Dieses Verschwinden möchte ich nun noch verhindert haben? Kann jemand helfen?

cu Spacerat


----------



## Illuvatar (12. Jan 2006)

Liegt das vielleicht an der frontClipDistance?

http://www-eph.int-evry.fr/~bideau/java/api/apiJava3D/javax/media/j3d/View.html#setFrontClipDistance(double)


----------



## DeepBlue (13. Jan 2006)

Jo, mit setScale() werden nur die Objekte verkleinert, nicht das Universum vergrößert. Ich verstehe gerade nicht, warum View.setScreenScale() nicht das ist, was du suchst. Aber über setScale() sollte es ja auch funktionieren.

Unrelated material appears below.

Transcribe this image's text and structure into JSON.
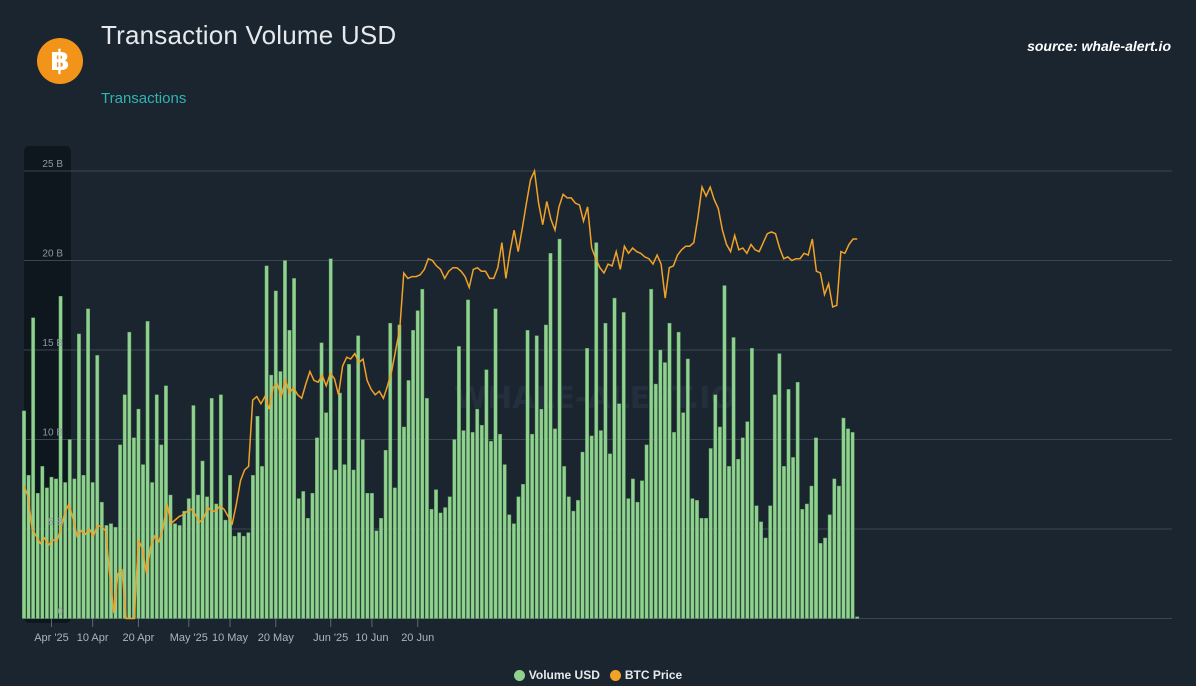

Das Objekte, die vorne sind Verschwinden liegt tatsächlich an dem Front Clip. Dieser müsste durch die Methoden setFrontClipDistance(double distance) und setFrontClipPolicy(int policy) der Klasse View eingestellt werden können. Schau dazu am besten mal in die API.

mfg DeeP


----------



## MPW (13. Jan 2006)

Ihr denkt glaube ich ein bisschen in die falsche Richtung, die Masseinheit spielt keine Rolle, da sie willkuerlich festgelegt ist. Benutzt doch einfach kleinere floatwerte? Das ist zwar nicht so schoen zum rechnen, aber so ist das eigentlich eher gedacht....


----------



## DeepBlue (16. Jan 2006)

MPW hat gesagt.:
			
		

> Ihr denkt glaube ich ein bisschen in die falsche Richtung, die Masseinheit spielt keine Rolle, da sie willkuerlich festgelegt ist. Benutzt doch einfach kleinere floatwerte? Das ist zwar nicht so schoen zum rechnen, aber so ist das eigentlich eher gedacht....



Naja, die Einheit spielt dann eine Rolle, wenn du etwas mit realen Maßen, virtuell darstellen willst. Ich schreibe z.B. gerade an einer Software in Java3D zu Einrichtung einer Bühne. Da ist es schon ganz nice, wenn man reale Maße wie 1m z.B. auf 1.0f umrechnen kann. Klar ist es möglich das ganze mit Faktore umzurechnen, aber wozu, wenn es auch anders/einfacher geht ?!


----------



## MPW (16. Jan 2006)

DeepBlue hat gesagt.:
			
		

> MPW hat gesagt.:
> 
> 
> 
> ...



Naja, und wenn einem das nicht passt macht man halt 1m = 0.5f, wo ist das Problem? Du kannst ja eine static-Variable definieren, die diesen Umrechungsfaktor vorgibt.


----------